Our History

The Catholic Pro-Life Community was commissioned by Bishop Charles Grahmann under the founding leadership of Executive Director Emeritus Karen Garnett in February 1993. Today it continues under the diocesan leadership of Bishop Edward Burns and currently-serving Executive Director Geralyn Kaminsky. What began as a small group of volunteers has grown into a comprehensive set of individual ministries, with over 35 full-time and part-time employees, hundreds of volunteers, and a pro-life outreach to thousands of North Texans. The CPLC has been called the largest and most effective diocesan pro-life organization in the world, and a model for the nation.

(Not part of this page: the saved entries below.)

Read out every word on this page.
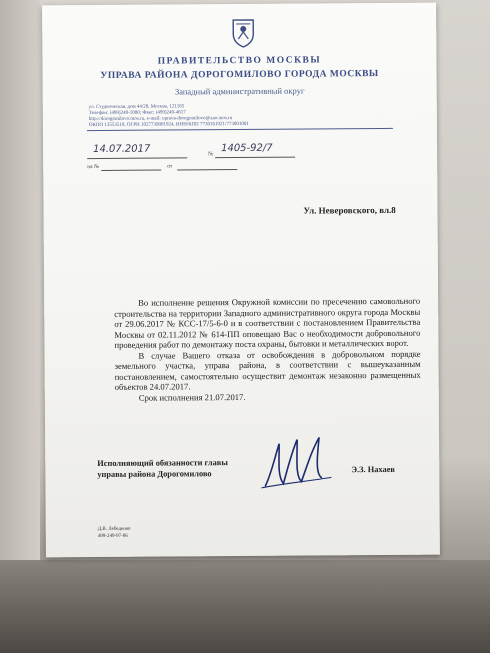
ПРАВИТЕЛЬСТВО МОСКВЫ
УПРАВА РАЙОНА ДОРОГОМИЛОВО ГОРОДА МОСКВЫ
Западный административный округ
ул. Студенческая, дом 44/28, Москва, 121165
Телефон: (499)249-1000; Факс: (499)249-4617
http://dorogomilovo.mos.ru, e-mail: uprava-dorogomilovo@zao.mos.ru
ОКПО 13553519, ОГРН 1027739001924, ИНН/КПП 7730161021/773001001
14.07.2017	№
1405-92/7
на №	от
Ул. Неверовского, вл.8

Во исполнение решения Окружной комиссии по пресечению самовольного строительства на территории Западного административного округа города Москвы от 29.06.2017 № КСС-17/5-6-0 и в соответствии с постановлением Правительства Москвы от 02.11.2012 № 614-ПП оповещаю Вас о необходимости добровольного проведения работ по демонтажу поста охраны, бытовки и металлических ворот.

В случае Вашего отказа от освобождения в добровольном порядке земельного участка, управа района, в соответствии с вышеуказанным постановлением, самостоятельно осуществит демонтаж незаконно размещенных объектов 24.07.2017.

Срок исполнения 21.07.2017.

Исполняющий обязанности главы
управы района Дорогомилово	Э.З. Нахаев
Д.В. Лебеденко
499-249-97-86
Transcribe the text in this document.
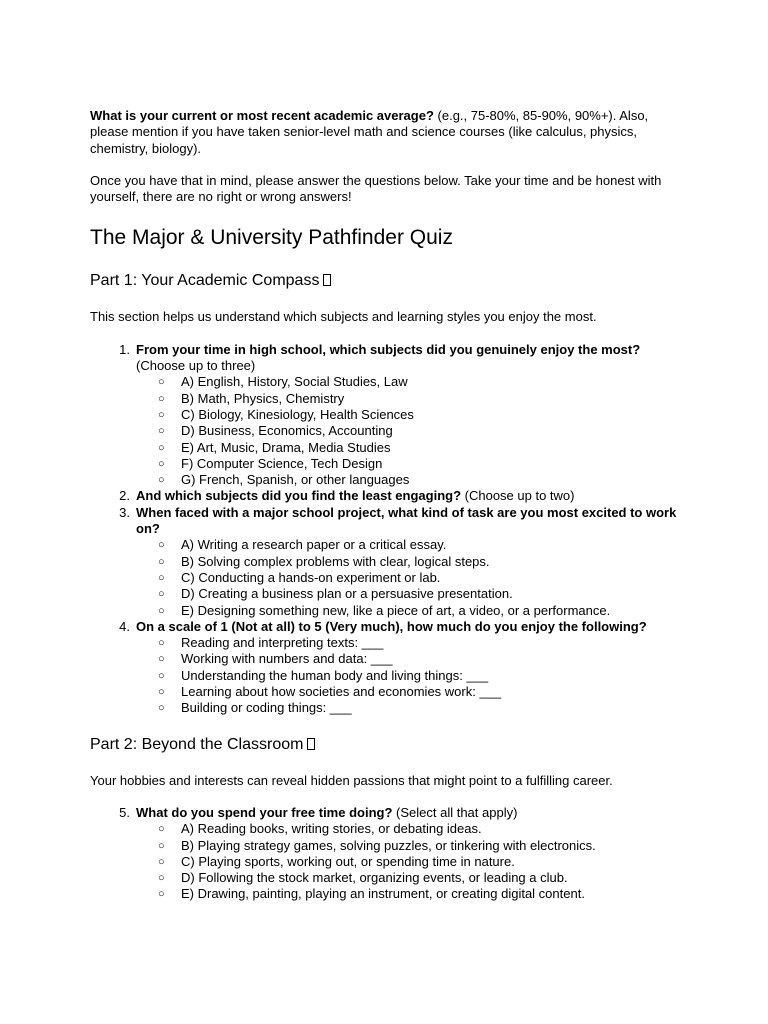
What is your current or most recent academic average? (e.g., 75-80%, 85-90%, 90%+). Also, please mention if you have taken senior-level math and science courses (like calculus, physics, chemistry, biology).

Once you have that in mind, please answer the questions below. Take your time and be honest with yourself, there are no right or wrong answers!

The Major & University Pathfinder Quiz
Part 1: Your Academic Compass

This section helps us understand which subjects and learning styles you enjoy the most.

1. From your time in high school, which subjects did you genuinely enjoy the most? (Choose up to three)
○ A) English, History, Social Studies, Law
○ B) Math, Physics, Chemistry
○ C) Biology, Kinesiology, Health Sciences
○ D) Business, Economics, Accounting
○ E) Art, Music, Drama, Media Studies
○ F) Computer Science, Tech Design
○ G) French, Spanish, or other languages
2. And which subjects did you find the least engaging? (Choose up to two)
3. When faced with a major school project, what kind of task are you most excited to work on?
○ A) Writing a research paper or a critical essay.
○ B) Solving complex problems with clear, logical steps.
○ C) Conducting a hands-on experiment or lab.
○ D) Creating a business plan or a persuasive presentation.
○ E) Designing something new, like a piece of art, a video, or a performance.
4. On a scale of 1 (Not at all) to 5 (Very much), how much do you enjoy the following?
○ Reading and interpreting texts: ___
○ Working with numbers and data: ___
○ Understanding the human body and living things: ___
○ Learning about how societies and economies work: ___
○ Building or coding things: ___
Part 2: Beyond the Classroom

Your hobbies and interests can reveal hidden passions that might point to a fulfilling career.

5. What do you spend your free time doing? (Select all that apply)
○ A) Reading books, writing stories, or debating ideas.
○ B) Playing strategy games, solving puzzles, or tinkering with electronics.
○ C) Playing sports, working out, or spending time in nature.
○ D) Following the stock market, organizing events, or leading a club.
○ E) Drawing, painting, playing an instrument, or creating digital content.
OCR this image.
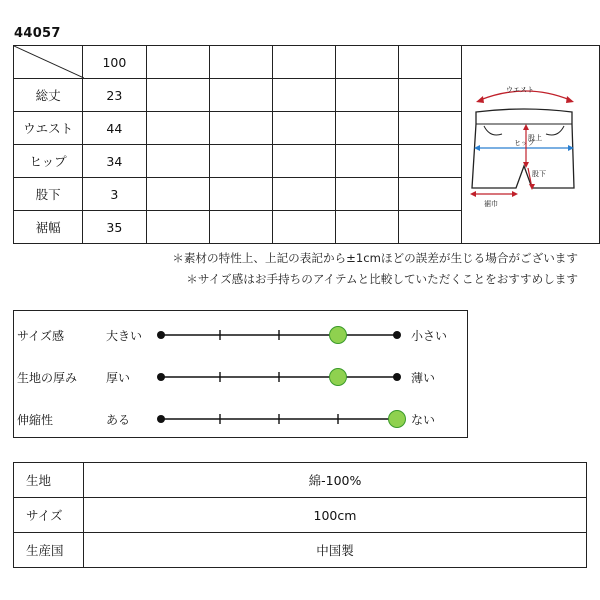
44057
	100						ウエスト
ヒップ
股上
股下
裾巾

総丈	23						
ウエスト	44						
ヒップ	34						
股下	3						
裾幅	35						
＊素材の特性上、上記の表記から±1cmほどの誤差が生じる場合がございます
＊サイズ感はお手持ちのアイテムと比較していただくことをおすすめします
サイズ感	大きい	小さい
生地の厚み	厚い	薄い
伸縮性	ある	ない
生地	綿-100%
サイズ	100cm
生産国	中国製
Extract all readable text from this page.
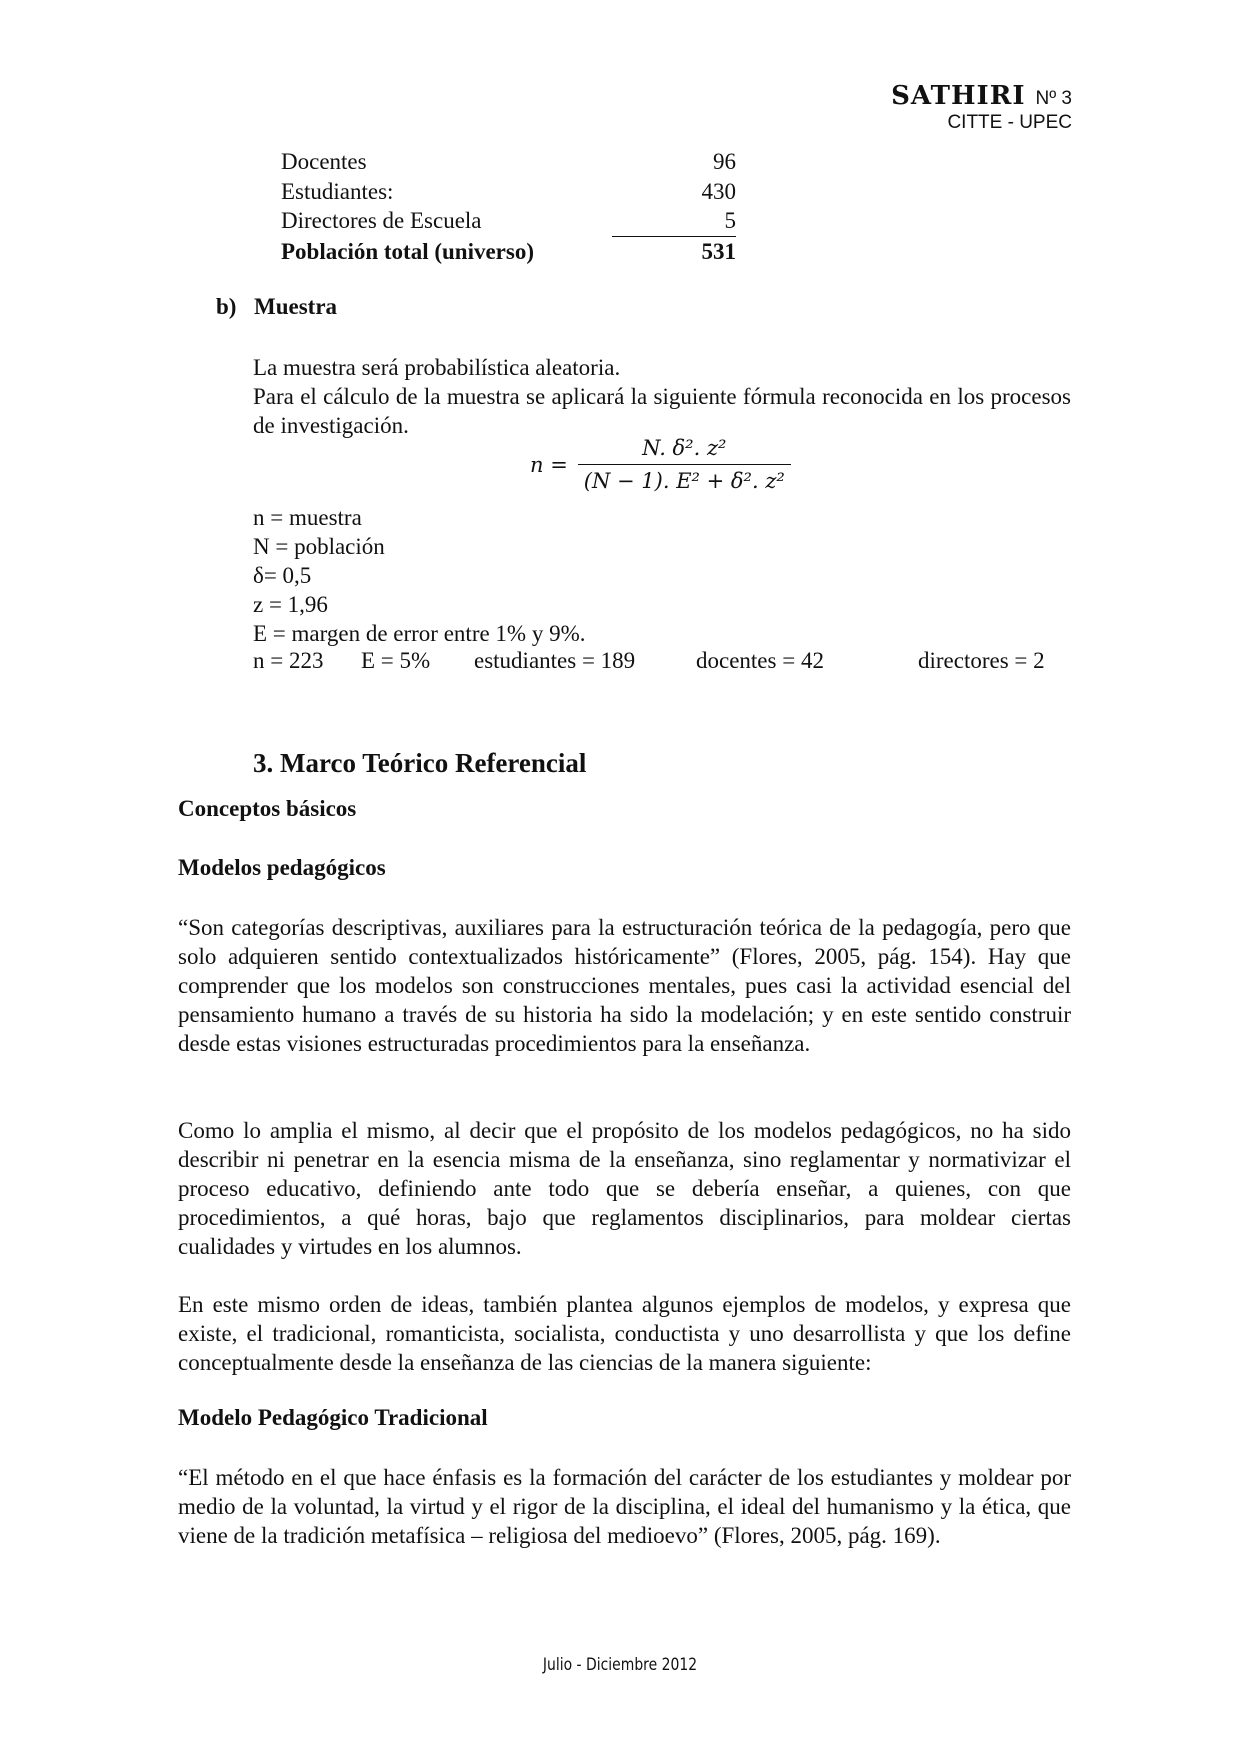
SATHIRI Nº 3
CITTE - UPEC
Docentes	96
Estudiantes:	430
Directores de Escuela	5
Población total (universo)	531
b) Muestra
La muestra será probabilística aleatoria.
Para el cálculo de la muestra se aplicará la siguiente fórmula reconocida en los procesos de investigación.
$n = \frac{\text{N. δ². z²}}{\text{(N − 1). E² + δ². z²}}$
n = muestra
N = población
δ= 0,5
z = 1,96
E = margen de error entre 1% y 9%.
n = 223	E = 5%	estudiantes = 189	docentes = 42	directores = 2
3. Marco Teórico Referencial
Conceptos básicos
Modelos pedagógicos
“Son categorías descriptivas, auxiliares para la estructuración teórica de la pedagogía, pero que solo adquieren sentido contextualizados históricamente” (Flores, 2005, pág. 154). Hay que comprender que los modelos son construcciones mentales, pues casi la actividad esencial del pensamiento humano a través de su historia ha sido la modelación; y en este sentido construir desde estas visiones estructuradas procedimientos para la enseñanza.
Como lo amplia el mismo, al decir que el propósito de los modelos pedagógicos, no ha sido describir ni penetrar en la esencia misma de la enseñanza, sino reglamentar y normativizar el proceso educativo, definiendo ante todo que se debería enseñar, a quienes, con que procedimientos, a qué horas, bajo que reglamentos disciplinarios, para moldear ciertas cualidades y virtudes en los alumnos.
En este mismo orden de ideas, también plantea algunos ejemplos de modelos, y expresa que existe, el tradicional, romanticista, socialista, conductista y uno desarrollista y que los define conceptualmente desde la enseñanza de las ciencias de la manera siguiente:
Modelo Pedagógico Tradicional
“El método en el que hace énfasis es la formación del carácter de los estudiantes y moldear por medio de la voluntad, la virtud y el rigor de la disciplina, el ideal del humanismo y la ética, que viene de la tradición metafísica – religiosa del medioevo” (Flores, 2005, pág. 169).
Julio - Diciembre 2012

Under the guidance of the U.S. Bishops’ Pastoral Plan for Pro-Life Activities, the CPLC’s ministries cover a comprehensive range of pro-life work, from post-abortion healing to parish coordination, from civic action to youth education, from starting the first full-time Hispanic pro-life ministry to mentoring and supporting young mothers who are pregnant and in need of help. The CPLC was the first diocesan respect life ministry to hire and train staff sidewalk counselors. Since 1990, the number of abortion centers in Dallas has fallen from 13 to four, including a newly opened chemical abortion facility in McKinney. More than 10,000 mothers have chosen life since 1997. The CPLC’s summer intern program, training high school and college students in sidewalk counseling, has led to the additional training of more than 700 college students at Franciscan University, the University of Notre Dame, and Benedictine College and the formation of a national sidewalk-counseling-training model by one of its intern graduates.

 

The Catholic Church is Pro-Life

"Human life is sacred and inviolable at every moment of existence, including the initial phase which precedes birth. All human beings, from their mothers' womb, belong to God, who searches them and knows them, who forms them and knits them together with his own hands, who gazes on them when they are tiny shapeless embryos and already sees in them the adults of tomorrow whose days are numbered and whose vocation is even now written in the "book of life." There too, when they are still in their mothers' womb – as many passages of the Bible bear witness – they are the personal objects of God's loving and fatherly providence."